Editor: Christopher J. Robinette
Southwestern Law School

Monday, December 13, 2021

No-Fault, Traditional Auto Insurance, and Reform

NPR's Bill Chappell has a story on Michigan providing a $400 refund to Michigan drivers for each vehicle that they own.  Refunds were possible because the legislature instituted reforms last year that saved Michiganders a lot of money on auto insurance.  Michigan is one of approximately a dozen states that retains some form of no-fault auto insurance law.  For years, Michigan has also had the highest auto insurance rates in the nation.  The major reform allowed drivers to choose how much personal injury protection medical coverage they want when they purchase or renew a policy.  

In this post, I don't intend to advocate for no-fault auto insurance.  Jeffrey O'Connell, my torts professor, mentor, and friend, was the co-author of the work that led to no-fault laws.  Despite my respect and affection for him, I don't support passing traditional no-fault laws.  The choice no-fault plans he embraced later in life are appealing, but I am not advocating for those in this post either.  Nor do I necessarily oppose the reform passed in Michigan.  Auto insurance cannot be prohibitively expensive, something Jeffrey himself believed wholeheartedly.  

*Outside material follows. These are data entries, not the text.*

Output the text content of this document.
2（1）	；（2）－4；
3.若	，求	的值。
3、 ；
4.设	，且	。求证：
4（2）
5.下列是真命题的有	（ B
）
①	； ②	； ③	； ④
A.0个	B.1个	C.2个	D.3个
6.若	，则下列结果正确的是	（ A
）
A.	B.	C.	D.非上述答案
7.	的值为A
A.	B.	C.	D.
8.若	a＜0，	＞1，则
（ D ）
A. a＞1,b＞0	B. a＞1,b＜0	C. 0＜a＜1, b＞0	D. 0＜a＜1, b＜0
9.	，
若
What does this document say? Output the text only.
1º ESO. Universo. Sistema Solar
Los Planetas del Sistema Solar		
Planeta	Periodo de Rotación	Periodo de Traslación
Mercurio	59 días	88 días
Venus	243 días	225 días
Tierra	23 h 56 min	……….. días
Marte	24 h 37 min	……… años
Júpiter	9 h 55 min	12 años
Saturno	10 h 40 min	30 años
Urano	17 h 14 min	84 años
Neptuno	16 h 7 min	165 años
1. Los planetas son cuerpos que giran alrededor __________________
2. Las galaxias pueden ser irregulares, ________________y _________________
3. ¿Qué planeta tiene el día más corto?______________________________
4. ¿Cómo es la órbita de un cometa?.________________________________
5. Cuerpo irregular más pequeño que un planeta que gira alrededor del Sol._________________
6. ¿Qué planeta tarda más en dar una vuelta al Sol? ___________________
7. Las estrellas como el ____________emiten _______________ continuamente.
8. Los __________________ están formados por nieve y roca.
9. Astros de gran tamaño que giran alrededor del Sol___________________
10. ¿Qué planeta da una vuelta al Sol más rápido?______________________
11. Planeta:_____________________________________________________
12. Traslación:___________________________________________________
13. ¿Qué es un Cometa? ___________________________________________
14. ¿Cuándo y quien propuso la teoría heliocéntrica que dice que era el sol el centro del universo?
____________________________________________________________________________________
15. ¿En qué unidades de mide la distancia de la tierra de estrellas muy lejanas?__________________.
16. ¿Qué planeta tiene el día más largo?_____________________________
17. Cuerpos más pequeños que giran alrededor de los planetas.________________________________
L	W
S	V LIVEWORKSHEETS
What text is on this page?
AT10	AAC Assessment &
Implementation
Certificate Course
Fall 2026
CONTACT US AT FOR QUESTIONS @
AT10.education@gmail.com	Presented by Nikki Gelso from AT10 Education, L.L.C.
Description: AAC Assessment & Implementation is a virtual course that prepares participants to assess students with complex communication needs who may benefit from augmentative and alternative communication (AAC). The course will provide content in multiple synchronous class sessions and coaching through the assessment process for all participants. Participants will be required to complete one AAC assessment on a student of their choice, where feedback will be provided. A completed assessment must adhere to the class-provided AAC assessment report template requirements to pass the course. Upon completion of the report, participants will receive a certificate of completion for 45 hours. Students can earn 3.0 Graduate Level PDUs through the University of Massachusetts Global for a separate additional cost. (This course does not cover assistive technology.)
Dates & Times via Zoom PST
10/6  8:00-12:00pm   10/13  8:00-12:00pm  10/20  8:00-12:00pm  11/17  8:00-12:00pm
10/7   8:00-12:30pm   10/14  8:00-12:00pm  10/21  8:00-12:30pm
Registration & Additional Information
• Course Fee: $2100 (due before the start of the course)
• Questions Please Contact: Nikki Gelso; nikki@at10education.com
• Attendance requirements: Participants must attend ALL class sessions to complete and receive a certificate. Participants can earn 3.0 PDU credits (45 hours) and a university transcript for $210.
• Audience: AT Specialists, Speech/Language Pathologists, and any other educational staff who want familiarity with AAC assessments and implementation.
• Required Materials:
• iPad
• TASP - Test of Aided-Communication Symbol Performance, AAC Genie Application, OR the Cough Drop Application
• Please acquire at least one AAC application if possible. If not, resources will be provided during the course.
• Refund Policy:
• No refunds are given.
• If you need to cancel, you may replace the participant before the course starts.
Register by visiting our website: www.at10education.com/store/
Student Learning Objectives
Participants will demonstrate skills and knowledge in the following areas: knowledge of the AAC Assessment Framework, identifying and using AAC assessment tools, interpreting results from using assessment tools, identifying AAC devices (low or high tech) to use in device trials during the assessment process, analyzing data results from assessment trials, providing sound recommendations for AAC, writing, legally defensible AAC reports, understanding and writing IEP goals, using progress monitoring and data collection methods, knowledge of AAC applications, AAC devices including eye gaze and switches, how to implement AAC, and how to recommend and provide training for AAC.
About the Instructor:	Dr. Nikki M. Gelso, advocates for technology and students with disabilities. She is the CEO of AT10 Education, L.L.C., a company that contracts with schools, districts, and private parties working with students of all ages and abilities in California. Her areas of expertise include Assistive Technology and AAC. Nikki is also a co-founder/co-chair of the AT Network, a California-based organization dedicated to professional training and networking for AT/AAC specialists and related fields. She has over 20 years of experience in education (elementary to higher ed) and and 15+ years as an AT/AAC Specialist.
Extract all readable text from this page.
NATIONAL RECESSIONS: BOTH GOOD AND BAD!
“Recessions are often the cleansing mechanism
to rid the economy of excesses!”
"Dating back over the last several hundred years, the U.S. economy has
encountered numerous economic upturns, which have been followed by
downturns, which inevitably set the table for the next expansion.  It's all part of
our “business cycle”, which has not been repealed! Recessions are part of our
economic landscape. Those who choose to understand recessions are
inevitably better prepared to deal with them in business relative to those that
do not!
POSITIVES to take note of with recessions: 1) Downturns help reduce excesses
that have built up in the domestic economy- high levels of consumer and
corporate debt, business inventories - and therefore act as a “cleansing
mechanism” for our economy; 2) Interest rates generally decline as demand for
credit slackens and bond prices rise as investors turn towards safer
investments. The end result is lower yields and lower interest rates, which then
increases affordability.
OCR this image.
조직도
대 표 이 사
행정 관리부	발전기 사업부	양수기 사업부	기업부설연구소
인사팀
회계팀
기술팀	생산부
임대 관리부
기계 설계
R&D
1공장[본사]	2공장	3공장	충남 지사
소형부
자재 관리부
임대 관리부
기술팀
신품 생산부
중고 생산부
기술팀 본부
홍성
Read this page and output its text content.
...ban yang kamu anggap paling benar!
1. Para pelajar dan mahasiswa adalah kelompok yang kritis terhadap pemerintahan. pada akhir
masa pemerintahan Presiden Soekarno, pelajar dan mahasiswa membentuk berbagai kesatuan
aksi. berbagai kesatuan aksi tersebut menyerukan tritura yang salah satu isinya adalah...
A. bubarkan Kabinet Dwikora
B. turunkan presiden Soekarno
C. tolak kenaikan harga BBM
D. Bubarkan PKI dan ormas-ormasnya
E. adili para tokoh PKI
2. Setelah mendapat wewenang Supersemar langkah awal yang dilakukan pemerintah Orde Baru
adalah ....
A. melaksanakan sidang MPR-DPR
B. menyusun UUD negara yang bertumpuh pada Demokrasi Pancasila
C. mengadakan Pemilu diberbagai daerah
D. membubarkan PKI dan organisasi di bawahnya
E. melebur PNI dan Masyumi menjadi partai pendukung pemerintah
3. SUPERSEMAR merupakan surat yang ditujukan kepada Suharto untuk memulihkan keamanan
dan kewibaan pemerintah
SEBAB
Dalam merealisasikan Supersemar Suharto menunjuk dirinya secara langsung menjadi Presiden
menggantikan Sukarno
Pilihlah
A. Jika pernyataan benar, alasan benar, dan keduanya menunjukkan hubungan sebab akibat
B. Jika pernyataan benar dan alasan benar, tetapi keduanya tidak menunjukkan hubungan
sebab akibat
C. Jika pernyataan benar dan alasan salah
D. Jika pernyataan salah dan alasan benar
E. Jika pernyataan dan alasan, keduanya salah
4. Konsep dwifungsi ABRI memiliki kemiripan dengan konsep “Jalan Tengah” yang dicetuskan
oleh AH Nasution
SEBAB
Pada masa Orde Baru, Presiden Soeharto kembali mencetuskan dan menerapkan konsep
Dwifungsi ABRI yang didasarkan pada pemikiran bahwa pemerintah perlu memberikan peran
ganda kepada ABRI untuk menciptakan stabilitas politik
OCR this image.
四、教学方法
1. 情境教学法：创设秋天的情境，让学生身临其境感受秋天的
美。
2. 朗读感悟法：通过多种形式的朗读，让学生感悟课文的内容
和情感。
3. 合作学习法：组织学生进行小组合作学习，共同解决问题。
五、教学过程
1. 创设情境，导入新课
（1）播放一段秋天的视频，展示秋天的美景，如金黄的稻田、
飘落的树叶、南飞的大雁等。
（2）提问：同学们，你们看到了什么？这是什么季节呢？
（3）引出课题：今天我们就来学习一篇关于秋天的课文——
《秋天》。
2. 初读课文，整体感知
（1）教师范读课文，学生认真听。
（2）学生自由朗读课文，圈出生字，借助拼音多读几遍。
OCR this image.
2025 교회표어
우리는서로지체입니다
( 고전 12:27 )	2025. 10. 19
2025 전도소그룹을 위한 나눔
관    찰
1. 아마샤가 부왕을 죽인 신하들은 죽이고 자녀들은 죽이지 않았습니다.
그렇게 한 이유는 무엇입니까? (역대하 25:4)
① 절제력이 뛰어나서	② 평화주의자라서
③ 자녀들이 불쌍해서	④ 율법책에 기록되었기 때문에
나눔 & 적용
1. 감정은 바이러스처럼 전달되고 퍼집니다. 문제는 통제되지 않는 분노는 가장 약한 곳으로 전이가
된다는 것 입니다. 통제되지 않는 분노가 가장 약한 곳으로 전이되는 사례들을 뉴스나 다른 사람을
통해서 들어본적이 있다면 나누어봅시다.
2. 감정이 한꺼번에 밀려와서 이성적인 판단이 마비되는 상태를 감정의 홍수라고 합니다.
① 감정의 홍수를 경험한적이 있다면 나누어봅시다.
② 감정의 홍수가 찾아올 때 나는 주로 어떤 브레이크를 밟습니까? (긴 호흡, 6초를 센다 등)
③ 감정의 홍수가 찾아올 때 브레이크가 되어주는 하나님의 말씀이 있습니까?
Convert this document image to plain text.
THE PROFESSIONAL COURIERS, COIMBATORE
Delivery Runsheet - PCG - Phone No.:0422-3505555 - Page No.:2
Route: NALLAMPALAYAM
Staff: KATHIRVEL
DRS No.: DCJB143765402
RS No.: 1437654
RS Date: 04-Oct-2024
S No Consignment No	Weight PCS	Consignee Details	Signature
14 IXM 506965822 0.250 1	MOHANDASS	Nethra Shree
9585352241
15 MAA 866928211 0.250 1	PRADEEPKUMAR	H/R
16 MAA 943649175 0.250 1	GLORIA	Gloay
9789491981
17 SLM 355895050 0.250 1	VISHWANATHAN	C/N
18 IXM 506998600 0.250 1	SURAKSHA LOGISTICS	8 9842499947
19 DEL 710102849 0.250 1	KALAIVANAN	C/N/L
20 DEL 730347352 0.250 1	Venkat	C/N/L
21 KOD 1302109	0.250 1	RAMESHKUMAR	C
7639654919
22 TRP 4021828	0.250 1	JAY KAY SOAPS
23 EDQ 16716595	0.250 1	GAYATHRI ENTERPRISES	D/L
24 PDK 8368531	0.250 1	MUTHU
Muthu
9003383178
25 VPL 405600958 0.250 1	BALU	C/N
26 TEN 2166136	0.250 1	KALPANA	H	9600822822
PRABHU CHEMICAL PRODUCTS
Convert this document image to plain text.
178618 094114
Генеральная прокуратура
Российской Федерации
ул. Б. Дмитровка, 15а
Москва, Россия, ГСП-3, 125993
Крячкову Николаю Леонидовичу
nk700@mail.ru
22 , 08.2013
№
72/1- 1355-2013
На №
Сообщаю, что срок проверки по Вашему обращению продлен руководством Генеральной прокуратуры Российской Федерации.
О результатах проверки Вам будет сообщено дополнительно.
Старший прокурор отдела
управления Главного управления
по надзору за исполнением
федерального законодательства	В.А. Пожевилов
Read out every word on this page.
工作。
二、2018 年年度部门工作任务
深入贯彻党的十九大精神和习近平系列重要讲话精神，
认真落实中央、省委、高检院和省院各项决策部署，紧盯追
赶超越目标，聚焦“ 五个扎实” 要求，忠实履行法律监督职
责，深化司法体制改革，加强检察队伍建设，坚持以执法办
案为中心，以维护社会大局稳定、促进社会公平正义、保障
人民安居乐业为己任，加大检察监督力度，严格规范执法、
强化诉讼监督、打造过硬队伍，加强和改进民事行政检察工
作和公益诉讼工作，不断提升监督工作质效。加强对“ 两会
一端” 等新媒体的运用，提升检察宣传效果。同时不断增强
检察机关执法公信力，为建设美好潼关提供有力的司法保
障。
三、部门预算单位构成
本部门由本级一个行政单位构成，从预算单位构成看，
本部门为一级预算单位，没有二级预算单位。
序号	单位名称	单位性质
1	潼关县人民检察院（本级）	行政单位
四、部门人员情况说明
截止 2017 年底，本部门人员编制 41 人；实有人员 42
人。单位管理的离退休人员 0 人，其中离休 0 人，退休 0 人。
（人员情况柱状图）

My point is a more modest one.  Saying Michigan has the highest auto insurance rates in the nation is not an apples-to-apples comparision.  First, everyone injured in a no-fault system receives compensation, regardless of whether they were at fault.  So all Michiganders are protected from injuries in auto accidents.  Second, Michigan is the only state that, until the 2020 reform, required drivers to purchase lifetime medical benefits.  Anyone injured in an auto accident in Michigan would have all of their health care needs provided for the rest of their lives.  The situation is very different in other states.  In both Pennsylvania, where I lived for 18 years, and California, where I live now, someone injured in an auto accident could receive as little as $15,000 from an at-fault driver.  The $15,000 amount is the mandatory minimum amount of liability insurance required for bodily injuries to a single person.  That is not half the cost of a helicopter ride to the hospital.  Technically, the driver is personally liable for all costs above insurance coverage, but it is rare they have the assets for that.  One of the bigger problems with tort law for auto accidents is that smaller claims tend to be overcompensated and larger claims tend to be undercompensated, sometimes dramatically so.  So, although Michiganders paid more for auto insurance, they received a lot more protection. 

Again, I am not arguing the reform was a mistake.  If the costs are too high, it may not be reasonable to require such levels of protection.  (Though, undoubtedly, there will be those who rue the change.)  But if lifetime medical coverage is too high, surely $15,000 is too low.  Those states requiring only $15,000, or even $25,000, of liability insurance per person for physical injuries need to review those laws and consider changing them.  (For an article specific to Pennsylvania, but applicable more broadly, see here.)  You can, and should, protect yourself using UM/UIM and medical insurance, but so many people do not or cannot understand the need to do so.   With auto accident deaths rising again, now is an excellent time to reconsider the minimum auto insurance requirements.

Thanks to Sheila Scheuerman for the tip.